Poi è arrivato il momento di parlare anche del suo picco di popolarità, espresso grazie a Maria De Filippi e Maurizio Costanzo, figure considerate da lui chiave per sua carriera. Vitagliano racconta: "A loro devo tanto. Io sono esploso proprio nelle loro mani. Quando hanno capito che con me si facevano determinati ascolti, hanno spinto sulla macchina. Penso che abbiano visto la fame nei miei occhi. La voglia di fare. Io non mollavo mai". Queste dichiarazioni ha fatto capire al pubblico il legame che lo lega ai due grandi professionisti della televisione italiana, e di quanto questo sia stato determinante per la sua popolarità e per le opportunità che ha avuto negli anni d’oro della sua carriera.
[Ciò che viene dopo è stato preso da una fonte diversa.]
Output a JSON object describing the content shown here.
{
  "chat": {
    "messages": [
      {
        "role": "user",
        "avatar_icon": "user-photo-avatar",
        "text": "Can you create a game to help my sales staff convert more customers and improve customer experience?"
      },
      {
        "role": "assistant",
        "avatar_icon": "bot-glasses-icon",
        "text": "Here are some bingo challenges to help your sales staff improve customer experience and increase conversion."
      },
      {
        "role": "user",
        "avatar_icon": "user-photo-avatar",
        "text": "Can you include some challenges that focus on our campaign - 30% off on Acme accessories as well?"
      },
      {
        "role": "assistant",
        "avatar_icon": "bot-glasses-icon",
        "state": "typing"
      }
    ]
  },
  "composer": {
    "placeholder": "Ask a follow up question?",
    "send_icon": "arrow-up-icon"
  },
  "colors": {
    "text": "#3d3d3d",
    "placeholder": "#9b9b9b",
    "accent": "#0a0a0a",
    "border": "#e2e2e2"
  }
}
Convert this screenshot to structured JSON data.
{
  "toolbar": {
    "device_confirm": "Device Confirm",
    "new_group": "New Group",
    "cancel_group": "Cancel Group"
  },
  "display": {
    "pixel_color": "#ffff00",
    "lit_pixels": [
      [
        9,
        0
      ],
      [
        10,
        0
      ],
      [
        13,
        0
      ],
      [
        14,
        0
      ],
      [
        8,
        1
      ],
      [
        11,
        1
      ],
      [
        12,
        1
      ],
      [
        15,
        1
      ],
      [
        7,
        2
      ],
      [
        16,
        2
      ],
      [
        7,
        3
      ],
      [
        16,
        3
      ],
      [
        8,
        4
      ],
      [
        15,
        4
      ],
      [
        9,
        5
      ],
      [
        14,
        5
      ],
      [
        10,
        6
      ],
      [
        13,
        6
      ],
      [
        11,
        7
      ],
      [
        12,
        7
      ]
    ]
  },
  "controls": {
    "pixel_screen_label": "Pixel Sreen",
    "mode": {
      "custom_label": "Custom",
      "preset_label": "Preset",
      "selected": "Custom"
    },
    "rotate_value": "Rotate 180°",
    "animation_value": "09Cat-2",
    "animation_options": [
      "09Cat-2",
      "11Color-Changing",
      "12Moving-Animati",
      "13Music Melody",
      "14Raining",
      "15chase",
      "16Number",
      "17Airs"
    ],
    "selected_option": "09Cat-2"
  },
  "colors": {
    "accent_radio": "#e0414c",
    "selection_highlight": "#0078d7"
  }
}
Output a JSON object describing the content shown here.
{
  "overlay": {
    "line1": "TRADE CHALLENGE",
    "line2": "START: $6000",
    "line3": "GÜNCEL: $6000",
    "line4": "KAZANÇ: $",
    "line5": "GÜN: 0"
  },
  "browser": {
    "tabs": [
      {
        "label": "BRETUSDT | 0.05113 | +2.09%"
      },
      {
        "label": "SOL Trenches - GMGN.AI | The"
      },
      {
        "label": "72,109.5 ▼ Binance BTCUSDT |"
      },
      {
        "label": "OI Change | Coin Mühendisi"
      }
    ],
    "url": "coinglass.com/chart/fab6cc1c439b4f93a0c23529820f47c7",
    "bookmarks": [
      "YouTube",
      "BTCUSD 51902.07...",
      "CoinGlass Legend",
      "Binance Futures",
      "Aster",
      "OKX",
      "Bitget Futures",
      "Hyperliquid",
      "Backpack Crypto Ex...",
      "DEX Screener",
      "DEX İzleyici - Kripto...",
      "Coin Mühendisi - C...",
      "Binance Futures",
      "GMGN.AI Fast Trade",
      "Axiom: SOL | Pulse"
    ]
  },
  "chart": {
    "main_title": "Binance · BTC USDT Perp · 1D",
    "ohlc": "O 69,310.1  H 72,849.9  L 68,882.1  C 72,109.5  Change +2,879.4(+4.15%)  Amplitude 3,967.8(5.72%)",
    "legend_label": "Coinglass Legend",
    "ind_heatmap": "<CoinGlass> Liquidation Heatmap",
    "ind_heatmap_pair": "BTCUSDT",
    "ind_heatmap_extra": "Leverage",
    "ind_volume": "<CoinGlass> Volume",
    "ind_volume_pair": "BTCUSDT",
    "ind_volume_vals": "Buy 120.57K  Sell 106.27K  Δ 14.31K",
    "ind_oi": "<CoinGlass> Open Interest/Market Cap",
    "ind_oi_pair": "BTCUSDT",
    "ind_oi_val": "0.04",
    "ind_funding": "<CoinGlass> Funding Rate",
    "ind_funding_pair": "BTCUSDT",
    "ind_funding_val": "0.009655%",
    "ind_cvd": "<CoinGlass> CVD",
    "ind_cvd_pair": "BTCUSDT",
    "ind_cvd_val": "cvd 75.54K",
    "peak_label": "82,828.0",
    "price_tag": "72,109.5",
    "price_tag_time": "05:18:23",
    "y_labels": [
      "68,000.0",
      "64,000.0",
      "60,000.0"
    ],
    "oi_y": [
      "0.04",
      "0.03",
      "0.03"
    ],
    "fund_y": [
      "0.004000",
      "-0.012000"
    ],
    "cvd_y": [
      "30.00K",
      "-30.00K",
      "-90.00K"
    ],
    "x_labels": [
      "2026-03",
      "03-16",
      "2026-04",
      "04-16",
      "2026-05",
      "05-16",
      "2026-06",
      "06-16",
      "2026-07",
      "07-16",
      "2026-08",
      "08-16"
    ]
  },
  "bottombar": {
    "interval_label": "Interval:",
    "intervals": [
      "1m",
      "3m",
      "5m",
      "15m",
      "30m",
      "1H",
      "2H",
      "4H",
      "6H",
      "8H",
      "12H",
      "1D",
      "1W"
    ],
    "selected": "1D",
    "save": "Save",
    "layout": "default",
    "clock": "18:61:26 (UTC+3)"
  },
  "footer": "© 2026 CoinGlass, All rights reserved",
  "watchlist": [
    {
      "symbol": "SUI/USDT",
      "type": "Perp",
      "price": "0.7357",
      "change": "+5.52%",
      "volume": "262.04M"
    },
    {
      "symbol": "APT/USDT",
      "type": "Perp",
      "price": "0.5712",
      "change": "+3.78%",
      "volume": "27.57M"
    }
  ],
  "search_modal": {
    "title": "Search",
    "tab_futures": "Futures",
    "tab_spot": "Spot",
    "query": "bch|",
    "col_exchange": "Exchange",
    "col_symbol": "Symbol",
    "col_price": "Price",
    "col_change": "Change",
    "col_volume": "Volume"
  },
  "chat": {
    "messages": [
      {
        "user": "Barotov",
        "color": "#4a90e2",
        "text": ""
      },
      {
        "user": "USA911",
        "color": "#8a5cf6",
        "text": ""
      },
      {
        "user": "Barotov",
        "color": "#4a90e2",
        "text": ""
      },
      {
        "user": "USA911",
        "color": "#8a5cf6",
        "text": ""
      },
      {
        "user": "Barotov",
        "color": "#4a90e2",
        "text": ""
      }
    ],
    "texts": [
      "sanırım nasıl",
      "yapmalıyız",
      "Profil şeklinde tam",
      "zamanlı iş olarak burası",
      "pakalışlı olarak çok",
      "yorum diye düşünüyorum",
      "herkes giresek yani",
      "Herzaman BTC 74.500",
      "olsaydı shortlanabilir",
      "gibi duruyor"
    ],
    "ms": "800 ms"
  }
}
La decisione di lasciare l’Italia e gli attriti con Lele Mora

Nonostante il successo, Vitagliano non ha nascosto il lato oscuro della notorietà. La pressione mediatica e l’invasione dei paparazzi hanno avuto un forte impatto sulla sua vita personale: "Sono arrivato ad avere attacchi di panico, d’ansia. Non volevo più che nessuno mi chiamasse per nome. Odiavo vedermi appeso dappertutto". Di fronte a questa situazione, decise di trasferirsi all’estero, tra Madrid, Ibiza e Formentera, cercando un respiro di libertà e investendo in locali e attività turistiche. "Alcune cose sono andate bene, altre no. Ma sono scappato da quella cosa che mi opprimeva. Non è come oggi con i social: prima avevi i paparazzi 24 ore al giorno. Su dieci copertine, nove erano mie", racconta il modello.

Per finire, Vitagliano affronta il tema più delicato del suo percorso professionale: il legame con il suo ex agente Lele Mora. Le parole dell’ex tronista sono dure ma oneste: "Più che tradito, con Lele ero arrabbiato. Non aveva curato gli interessi di chi gli portava tanti soldi. Lui l’ha detto più volte: io ero quello che lo faceva guadagnare più di tutti. Avevo deciso io di mia spontanea volontà di dargli il 50%. Ho frequentato quella casa per anni, ma a un certo punto anche lui si è fidato troppo. Pensava di essere intoccabile".